DGTR recommends anti-dumping duty on black toner powder from China, Malaysia, Chinese Taipei : 20-06-2020

The commerce ministry’s investigation arm DGTR has recommended imposition of anti-dumping duty on black toner in powder form, used in printers and photocopiers, from China, Malaysia and Chinese Taipei to guard domestic players from cheap imports.

Directorate General of Trade Remedies (DGTR) has recommended the duty after conducting a probe on alleged dumping of the product by certain companies from these countries, following a complaint by domestic manufacturers.

Pure Toners and Developers, and Indian Toners and Developers had filed the application for dumping probe.

The duty recommended is in the range of USD 196 per tonne to USD 1,686 per tonne. The finance ministry takes the final decision to impose the duty.

“The authority recommends imposition of provisional anti-dumping duty equal to the lesser of margin of dumping and the margin of injury, so as to remove the injury to the domestic industry,” the DGTR has said in a notification.

In its probe, the directorate said it has concluded that the product has been exported to India from these nations below its associated normal value, which resulted in dumping and in turn impacting the domestic industry.

In an another notification, the directorate has again recommended the duty (USD 1.83 per kg and USD 2.56 per kg) on Chinese measuring tapes for five years.

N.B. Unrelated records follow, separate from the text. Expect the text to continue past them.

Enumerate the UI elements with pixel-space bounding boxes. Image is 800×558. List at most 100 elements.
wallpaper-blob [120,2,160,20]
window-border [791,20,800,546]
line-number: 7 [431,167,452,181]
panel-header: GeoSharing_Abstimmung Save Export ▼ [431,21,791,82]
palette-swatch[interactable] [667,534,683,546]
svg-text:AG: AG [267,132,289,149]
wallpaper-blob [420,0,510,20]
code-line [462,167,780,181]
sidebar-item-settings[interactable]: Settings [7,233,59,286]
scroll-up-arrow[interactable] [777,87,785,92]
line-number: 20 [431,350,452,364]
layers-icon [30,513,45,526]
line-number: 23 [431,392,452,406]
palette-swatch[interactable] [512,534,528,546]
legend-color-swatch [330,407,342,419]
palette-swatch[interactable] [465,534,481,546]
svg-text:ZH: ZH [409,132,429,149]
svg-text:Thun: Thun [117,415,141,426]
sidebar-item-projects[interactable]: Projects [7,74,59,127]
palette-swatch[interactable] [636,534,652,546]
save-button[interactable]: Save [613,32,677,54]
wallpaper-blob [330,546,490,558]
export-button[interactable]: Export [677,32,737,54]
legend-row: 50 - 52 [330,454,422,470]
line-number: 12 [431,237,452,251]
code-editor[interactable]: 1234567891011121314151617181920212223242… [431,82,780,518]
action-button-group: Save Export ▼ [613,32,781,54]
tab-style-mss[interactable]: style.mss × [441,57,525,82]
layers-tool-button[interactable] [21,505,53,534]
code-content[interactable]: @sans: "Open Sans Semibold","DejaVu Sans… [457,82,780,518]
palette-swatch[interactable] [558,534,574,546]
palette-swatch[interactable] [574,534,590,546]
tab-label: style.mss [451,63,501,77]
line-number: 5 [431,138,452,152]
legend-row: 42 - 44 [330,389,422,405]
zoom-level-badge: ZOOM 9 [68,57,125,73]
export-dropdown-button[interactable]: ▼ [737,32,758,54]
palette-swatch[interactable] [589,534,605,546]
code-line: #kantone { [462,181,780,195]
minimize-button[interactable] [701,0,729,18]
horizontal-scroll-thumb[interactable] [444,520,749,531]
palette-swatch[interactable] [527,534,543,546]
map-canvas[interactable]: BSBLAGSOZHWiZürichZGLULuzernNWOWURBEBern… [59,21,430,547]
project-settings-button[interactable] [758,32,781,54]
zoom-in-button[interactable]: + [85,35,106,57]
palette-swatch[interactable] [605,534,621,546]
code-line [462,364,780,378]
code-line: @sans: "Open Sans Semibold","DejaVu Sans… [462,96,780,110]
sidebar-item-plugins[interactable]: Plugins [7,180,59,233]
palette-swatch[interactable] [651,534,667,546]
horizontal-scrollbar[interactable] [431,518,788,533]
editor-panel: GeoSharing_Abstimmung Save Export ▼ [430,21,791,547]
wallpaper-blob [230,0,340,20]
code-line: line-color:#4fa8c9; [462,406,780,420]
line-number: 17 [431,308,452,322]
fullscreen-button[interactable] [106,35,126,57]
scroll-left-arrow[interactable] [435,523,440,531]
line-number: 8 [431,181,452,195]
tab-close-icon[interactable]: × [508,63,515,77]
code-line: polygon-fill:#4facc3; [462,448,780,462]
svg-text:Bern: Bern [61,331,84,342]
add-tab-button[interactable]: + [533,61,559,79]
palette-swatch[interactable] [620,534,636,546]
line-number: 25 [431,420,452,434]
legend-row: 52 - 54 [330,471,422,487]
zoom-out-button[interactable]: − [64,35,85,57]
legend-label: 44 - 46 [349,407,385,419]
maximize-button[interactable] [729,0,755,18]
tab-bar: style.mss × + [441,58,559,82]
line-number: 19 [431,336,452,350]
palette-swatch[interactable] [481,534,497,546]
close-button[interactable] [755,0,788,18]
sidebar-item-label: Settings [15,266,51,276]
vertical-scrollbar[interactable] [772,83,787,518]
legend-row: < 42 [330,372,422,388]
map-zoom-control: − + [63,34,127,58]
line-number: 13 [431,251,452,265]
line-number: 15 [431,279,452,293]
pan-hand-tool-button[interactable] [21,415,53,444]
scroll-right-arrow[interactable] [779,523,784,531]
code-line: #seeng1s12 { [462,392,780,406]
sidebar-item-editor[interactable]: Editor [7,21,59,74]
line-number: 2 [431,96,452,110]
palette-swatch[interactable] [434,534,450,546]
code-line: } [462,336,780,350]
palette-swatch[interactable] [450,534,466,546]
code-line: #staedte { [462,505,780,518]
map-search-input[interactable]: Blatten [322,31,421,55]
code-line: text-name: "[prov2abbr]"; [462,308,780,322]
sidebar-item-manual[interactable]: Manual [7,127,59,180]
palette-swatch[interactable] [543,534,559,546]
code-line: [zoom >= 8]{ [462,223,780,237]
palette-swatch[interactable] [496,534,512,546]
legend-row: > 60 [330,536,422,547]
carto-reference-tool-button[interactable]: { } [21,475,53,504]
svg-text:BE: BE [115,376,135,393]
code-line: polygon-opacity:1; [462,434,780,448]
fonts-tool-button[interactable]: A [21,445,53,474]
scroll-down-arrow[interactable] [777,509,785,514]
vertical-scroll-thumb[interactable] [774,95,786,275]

It said that there is likelihood of continuation/ recurrence of dumping of these measuring tapes, if the existing anti-dumping duties are allowed to cease.

Further in a separate notification, anti-dumping duty was recommended by the DGTR on a Chinese chemical – Aniline – used in pharmaceuticals sector.

In international trade parlance, dumping happens when a country or a firm exports an item at a price lower than the price of that product in its domestic market. Dumping impacts the price of that product in the importing country, hitting margins and profits of manufacturing firms.

According to global trade norms, a country is allowed to impose tariffs on such dumped products to provide a level-playing field to domestic manufacturers. The duty is imposed only after a thorough investigation by a quasi-judicial body, such as DGTR, in India.

The imposition of anti-dumping duty is permissible under the World Trade Organization (WTO) regime. The duty is aimed at ensuring fair trading practices and creating a level-playing field for domestic producers vis-a-vis foreign producers and exporters.